Supreme Court Upholds RBI Scheme For Merger Of PMC Bank With Unity Small Finance Bank
CLAT PG ●●● High importance 13 July 2026
Supreme Court Upholds RBI Scheme For Merger Of PMC Bank With Unity Small Finance Bank

What happened

The Supreme Court dismissed petitions challenging the RBI-sanctioned merger of Punjab and Maharashtra Co-operative (PMC) Bank with Unity Small Finance Bank, upholding the Bombay High Court's March 9, 2026 judgment. The scheme, sanctioned January 25, 2022 under Section 45 of the Banking Regulation Act, followed PMC Bank's 2019 fraud linked to HDIL Group. The Court kept open the legal question of whether 'interest of depositors' under Section 45 means number of depositors or value of deposits.

Why it matters

The PMC Bank case is a landmark intersection of banking regulation, constitutional rights, and judicial review limits. When RBI discovered in September 2019 that PMC Bank had concealed massive exposure to the HDIL Group — creating a negative net worth of nearly ₹6,000 crore — it was compelled to act under Section 45 of the Banking Regulation Act, which empowers the RBI to frame amalgamation schemes for distressed banks, even modifying or reducing depositors' rights in public interest.

The core legal tension here is between two legitimate interests: small depositors (numerically 95.5% of all depositors) whose life savings were at stake, and larger depositors (only 4.5% by number but holding 75% of total deposits by value) forced to wait up to ten years for repayment with no accrued interest. The RBI prioritised the former group, arguing rational classification based on livelihood dependency.

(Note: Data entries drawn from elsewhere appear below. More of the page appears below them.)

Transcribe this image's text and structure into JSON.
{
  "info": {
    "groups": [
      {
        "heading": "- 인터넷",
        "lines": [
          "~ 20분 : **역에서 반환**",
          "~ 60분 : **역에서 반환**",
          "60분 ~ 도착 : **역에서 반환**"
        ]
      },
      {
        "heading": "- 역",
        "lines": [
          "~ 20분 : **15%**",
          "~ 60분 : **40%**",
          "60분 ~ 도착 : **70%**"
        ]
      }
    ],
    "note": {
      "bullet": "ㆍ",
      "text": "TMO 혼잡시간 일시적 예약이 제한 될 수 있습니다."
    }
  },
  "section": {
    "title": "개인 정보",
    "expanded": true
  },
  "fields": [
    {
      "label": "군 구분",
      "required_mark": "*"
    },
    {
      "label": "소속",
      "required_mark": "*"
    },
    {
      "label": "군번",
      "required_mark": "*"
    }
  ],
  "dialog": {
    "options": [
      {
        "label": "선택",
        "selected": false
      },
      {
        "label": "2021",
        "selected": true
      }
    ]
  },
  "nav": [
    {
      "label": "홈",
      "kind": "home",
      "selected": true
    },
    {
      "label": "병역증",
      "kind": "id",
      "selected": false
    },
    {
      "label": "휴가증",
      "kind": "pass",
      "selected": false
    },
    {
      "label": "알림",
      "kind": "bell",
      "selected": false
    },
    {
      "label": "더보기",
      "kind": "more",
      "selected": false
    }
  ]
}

For CLAT PG aspirants, the case raises three critical doctrinal issues: (1) the scope of judicial review over expert regulatory decisions — the Court limited its enquiry to the legality of the decision-making process, not its wisdom; (2) the interpretive question of 'interest of depositors' — a purposive versus literal reading of Section 45; and (3) constitutional validity of depositor classification under Article 14. The Court treated amalgamation schemes as statutory, restitutionary mechanisms distinct from ordinary civil proceedings — a crucial distinction for legal reasoning questions.